Selon une dépêche de la cellule de communication du ministère, cette initiative est portée par la ministre de l’ESURSI, la Professeure Marie-Thérèse Sombo Ayanne Safi Mukuna. Elle vise à mobiliser les milieux académiques et scientifiques autour d’une réflexion approfondie sur les acquis, les limites et les perspectives d’évolution de la Loi fondamentale Congolaise.

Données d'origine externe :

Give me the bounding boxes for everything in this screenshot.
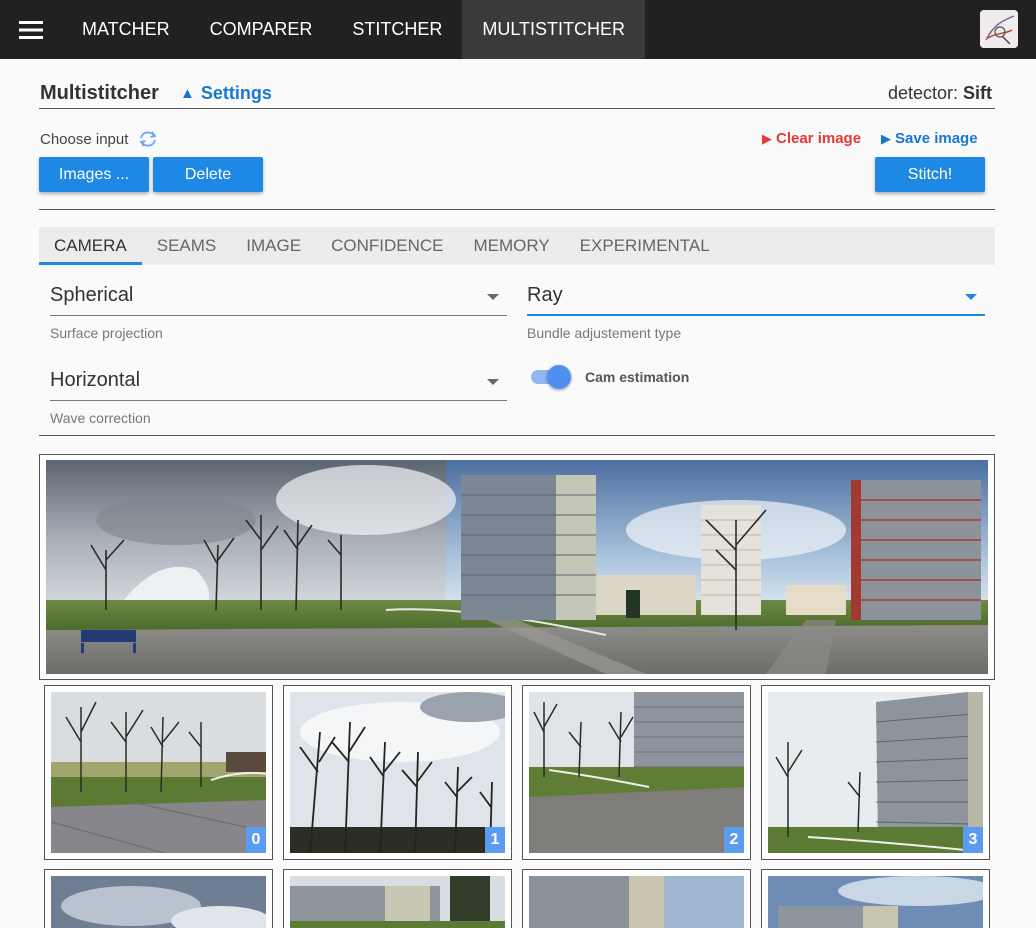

Près de vingt ans après son entrée en vigueur, la Constitution de 2006 continue de structurer l’organisation politique et institutionnelle de la RDC. Les organisateurs estiment toutefois qu’un examen scientifique de son application s’avère nécessaire au regard des mutations politiques, sociales, économiques et sécuritaires qu’a connues le pays au cours des deux dernières décennies.
Les travaux se dérouleront simultanément dans trois villes universitaires du pays, chacune accueillant un pôle thématique spécifique. Kinshasa abritera le pôle géostratégique, Kisangani le pôle sociologique et environnemental, tandis que Lubumbashi sera consacrée aux questions industrielles et à la transition énergétique.
Le colloque réunira des enseignants-chercheurs, des chercheurs, des experts en droit constitutionnel et en sciences sociales, ainsi que des représentants d’institutions académiques, de centres de recherche et des étudiants de niveau avancé.
À l’issue des échanges, les participants devraient formuler une série de recommandations destinées à renforcer l’État de droit, améliorer la gouvernance démocratique et accompagner les politiques de développement durable du pays.
À travers cette initiative, le ministère de l’ESURSI réaffirme le rôle de l’université et de la recherche scientifique comme acteurs de réflexion stratégique et forces de proposition au service de la nation. Il appelle, par ailleurs, les responsables des établissements d’enseignement supérieur à assurer une large diffusion de l’information et à mobiliser les chercheurs et experts de leurs institutions afin de garantir le succès de cette rencontre scientifique nationale.